A Case of Hodgkin's Disease Associated with Amyloidosis

A 55-year-old male was admitted to our hospital with lymphadenopathy and high fever in January, 1978. Lymphocytic predominant type of Hodgkin's disease was revealed by the biopsy. He was treated with 4 times of combination chemotherapy, VEMP, and next 4 times treated with VENP. OK-432 has been added on the therapy since March. After these therapy, lymphadenopathy disappered except for 2 lymph nodes of left neck. As localy treatment, 5 or 10 KE of OK-432 were injected into these two lymph nodes. Two weeks later, by the biopsy, amyloidosis was revealed with a few of Hodgkin cells in these lymph nodes treated with OK-432. However, histologicaly same findings were observed in axillar and inguinal lymph nodes. Moreover, amyloid deposit was revealed in rectal muscle, but not in liver tissue.
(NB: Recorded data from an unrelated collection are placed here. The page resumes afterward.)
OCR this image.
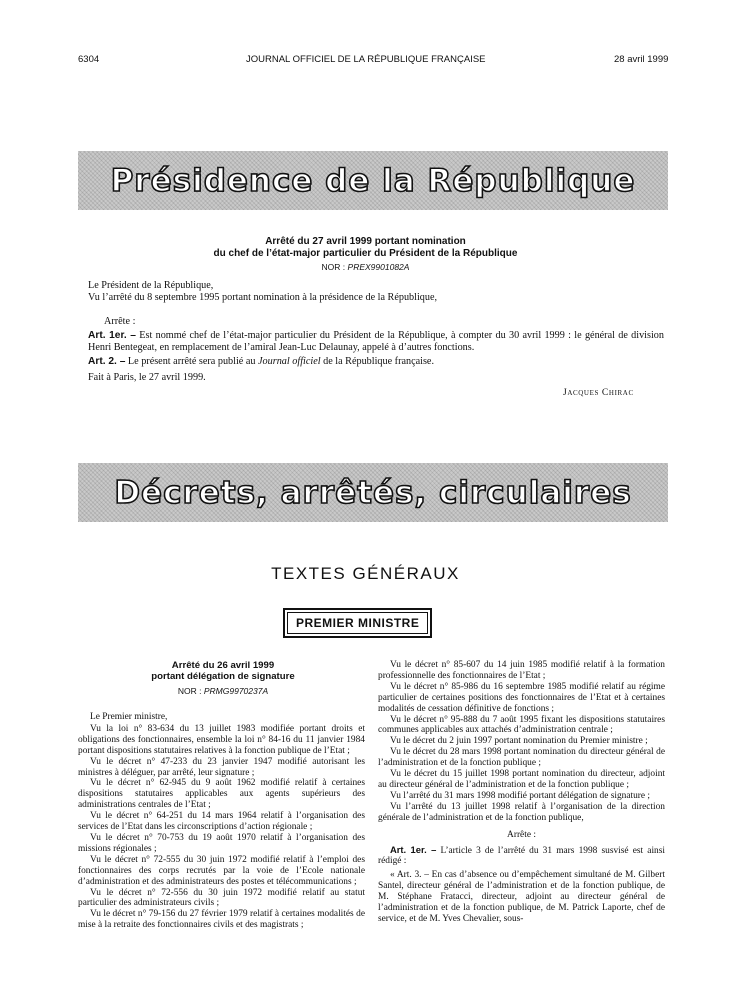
6304	JOURNAL OFFICIEL DE LA RÉPUBLIQUE FRANÇAISE	28 avril 1999
Présidence de la République
Arrêté du 27 avril 1999 portant nomination
du chef de l’état-major particulier du Président de la République
NOR : PREX9901082A
Le Président de la République,
Vu l’arrêté du 8 septembre 1995 portant nomination à la présidence de la République,
Arrête :
Art. 1er. – Est nommé chef de l’état-major particulier du Président de la République, à compter du 30 avril 1999 : le général de division Henri Bentegeat, en remplacement de l’amiral Jean-Luc Delaunay, appelé à d’autres fonctions.
Art. 2. – Le présent arrêté sera publié au Journal officiel de la République française.
Fait à Paris, le 27 avril 1999.
Jacques Chirac
Décrets, arrêtés, circulaires
TEXTES GÉNÉRAUX
PREMIER MINISTRE
Arrêté du 26 avril 1999
portant délégation de signature
NOR : PRMG9970237A

Le Premier ministre,

Vu la loi n° 83-634 du 13 juillet 1983 modifiée portant droits et obligations des fonctionnaires, ensemble la loi n° 84-16 du 11 janvier 1984 portant dispositions statutaires relatives à la fonction publique de l’Etat ;

Vu le décret n° 47-233 du 23 janvier 1947 modifié autorisant les ministres à déléguer, par arrêté, leur signature ;

Vu le décret n° 62-945 du 9 août 1962 modifié relatif à certaines dispositions statutaires applicables aux agents supérieurs des administrations centrales de l’Etat ;

Vu le décret n° 64-251 du 14 mars 1964 relatif à l’organisation des services de l’Etat dans les circonscriptions d’action régionale ;

Vu le décret n° 70-753 du 19 août 1970 relatif à l’organisation des missions régionales ;

Vu le décret n° 72-555 du 30 juin 1972 modifié relatif à l’emploi des fonctionnaires des corps recrutés par la voie de l’Ecole nationale d’administration et des administrateurs des postes et télécommunications ;

Vu le décret n° 72-556 du 30 juin 1972 modifié relatif au statut particulier des administrateurs civils ;

Vu le décret n° 79-156 du 27 février 1979 relatif à certaines modalités de mise à la retraite des fonctionnaires civils et des magistrats ;

Vu le décret n° 85-607 du 14 juin 1985 modifié relatif à la formation professionnelle des fonctionnaires de l’Etat ;

Vu le décret n° 85-986 du 16 septembre 1985 modifié relatif au régime particulier de certaines positions des fonctionnaires de l’Etat et à certaines modalités de cessation définitive de fonctions ;

Vu le décret n° 95-888 du 7 août 1995 fixant les dispositions statutaires communes applicables aux attachés d’administration centrale ;

Vu le décret du 2 juin 1997 portant nomination du Premier ministre ;

Vu le décret du 28 mars 1998 portant nomination du directeur général de l’administration et de la fonction publique ;

Vu le décret du 15 juillet 1998 portant nomination du directeur, adjoint au directeur général de l’administration et de la fonction publique ;

Vu l’arrêté du 31 mars 1998 modifié portant délégation de signature ;

Vu l’arrêté du 13 juillet 1998 relatif à l’organisation de la direction générale de l’administration et de la fonction publique,

Arrête :

Art. 1er. – L’article 3 de l’arrêté du 31 mars 1998 susvisé est ainsi rédigé :

« Art. 3. – En cas d’absence ou d’empêchement simultané de M. Gilbert Santel, directeur général de l’administration et de la fonction publique, de M. Stéphane Fratacci, directeur, adjoint au directeur général de l’administration et de la fonction publique, de M. Patrick Laporte, chef de service, et de M. Yves Chevalier, sous-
After the treatment of more 4 times of VENP, all lymphadenopathy disappeared.
Several causes are suspected to explain amyloidosis in this case as follows:
1) The same immunological abnormality which is suspected to induce Hodgkin's disease.
2) Reduced immune response with Hodgkin's disease and/or following combination chemotherapy.
3) Side effect of OK-432.

A Case of Congenital Monocytic Leukemia with Skin Nodules as an Initial Manifestation

A male patient, aged 40 day, was admitted to our hospital in October, 1977, for evaluation of skin nodules noticed at birth. On admission, a hematological examination showed no leukemic change. Skin biopsies were performed, but no diagnosis was established. At the age of two months, leukemic cells appeared in the peripheral blood and bone marrow. Leukemic cells showed varying degrees of activity for peroxidase, non-specific esterase, and intracytoplasmic muramidase, and showed latex-particle phagocytosis in vitro and erythrophagocytosis in the tissue section. From examination of the cytochemical patterns as well as from the morphological features a diagnosis of acute monocytic leukemia was made.
Shortly after initiation of remission induction therapy, the skin nodules diminished in size, but the patient died of pneumonia and sepsis.
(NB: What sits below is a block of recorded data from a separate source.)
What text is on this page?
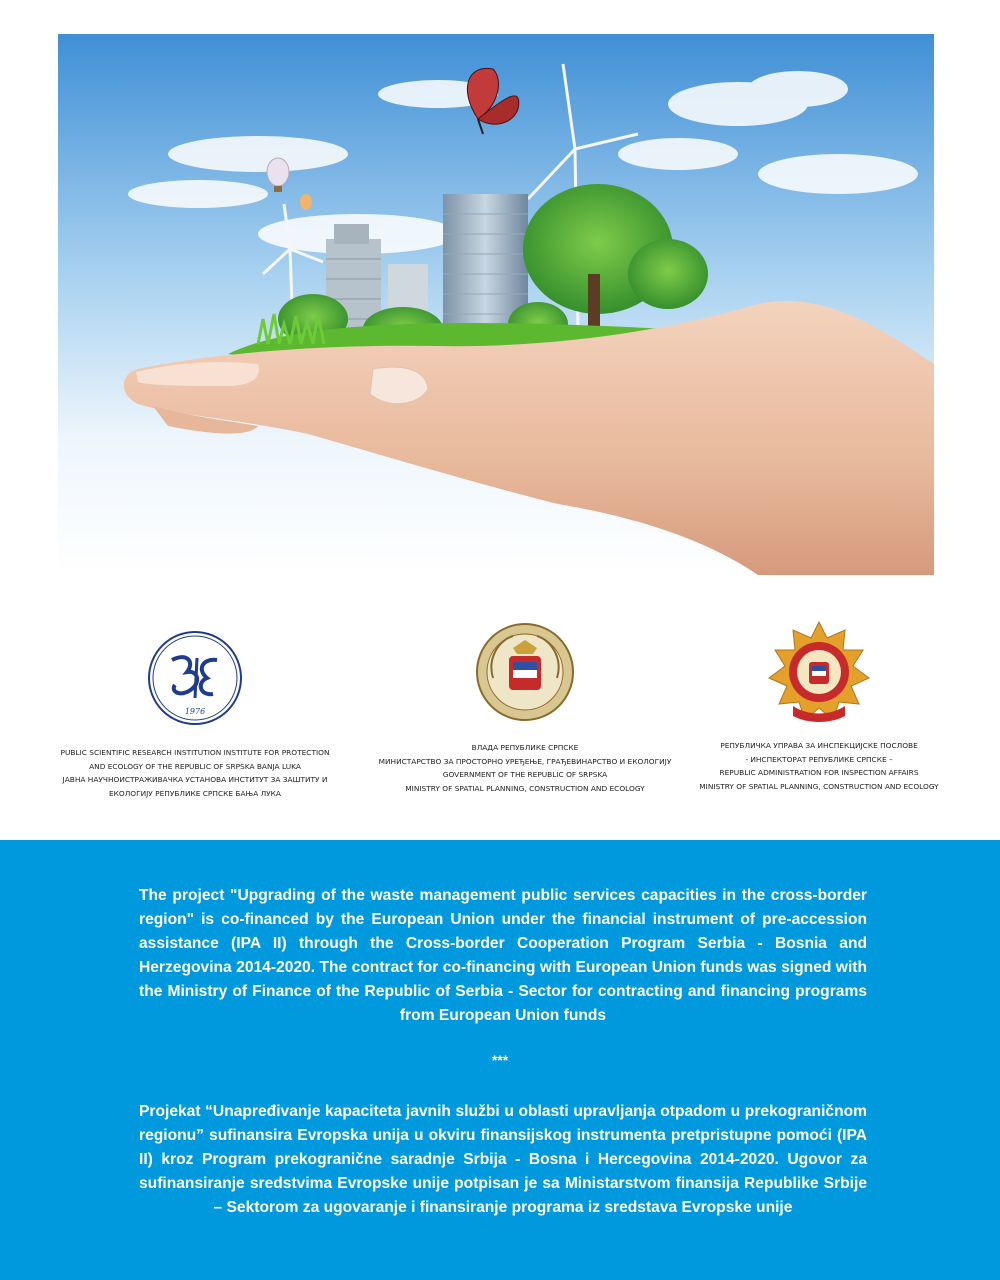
1976
PUBLIC SCIENTIFIC RESEARCH INSTITUTION INSTITUTE FOR PROTECTION
AND ECOLOGY OF THE REPUBLIC OF SRPSKA BANJA LUKA
ЈАВНА НАУЧНОИСТРАЖИВАЧКА УСТАНОВА ИНСТИТУТ ЗА ЗАШТИТУ И
ЕКОЛОГИЈУ РЕПУБЛИКЕ СРПСКЕ БАЊА ЛУКА
ВЛАДА РЕПУБЛИКЕ СРПСКЕ
МИНИСТАРСТВО ЗА ПРОСТОРНО УРЕЂЕЊЕ, ГРАЂЕВИНАРСТВО И ЕКОЛОГИЈУ
GOVERNMENT OF THE REPUBLIC OF SRPSKA
MINISTRY OF SPATIAL PLANNING, CONSTRUCTION AND ECOLOGY
РЕПУБЛИЧКА УПРАВА ЗА ИНСПЕКЦИЈСКЕ ПОСЛОВЕ
- ИНСПЕКТОРАТ РЕПУБЛИКЕ СРПСКЕ –
REPUBLIC ADMINISTRATION FOR INSPECTION AFFAIRS
MINISTRY OF SPATIAL PLANNING, CONSTRUCTION AND ECOLOGY

The project "Upgrading of the waste management public services capacities in the cross-border region" is co-financed by the European Union under the financial instrument of pre-accession assistance (IPA II) through the Cross-border Cooperation Program Serbia - Bosnia and Herzegovina 2014-2020. The contract for co-financing with European Union funds was signed with the Ministry of Finance of the Republic of Serbia - Sector for contracting and financing programs from European Union funds

***

Projekat “Unapređivanje kapaciteta javnih službi u oblasti upravljanja otpadom u prekograničnom regionu” sufinansira Evropska unija u okviru finansijskog instrumenta pretpristupne pomoći (IPA II) kroz Program prekogranične saradnje Srbija - Bosna i Hercegovina 2014-2020. Ugovor za sufinansiranje sredstvima Evropske unije potpisan je sa Ministarstvom finansija Republike Srbije – Sektorom za ugovaranje i finansiranje programa iz sredstava Evropske unije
A Study of Intracellular Inclusion Bodies Resembling Auer Rods in Plasma Cells from a Patient with Rectal Cancer

Intracellular inclusion bodies resembling Auer rod in palsma cells from a patient with rectal cancer were cytochemically and electronmicroscopically studied.
Cytochemical findings revealed that these inclusion bodies were strongly positive both for acid phosphatase and β-glucuronidase staining, but were negative for the staining with peroxidase, Sudan black B, PAS and nonspecific esterase. They had no activity either by Congo red and Thioflavin-T staining, indicating that they were not amyloid.
In electronmicroscopic observation, the inclusion bodies were surrounded by single limiting membrane in rough-surfaced endoplasmic reticulum or in Golgi apparatus. These Auer rod like inclusions were found to be hexagonal crystalloid in the cross section, and showed 50 Å periodicity between light and dense lines in the longitudinal section.
These results suggest that the observed inclusion bodies are lysosome.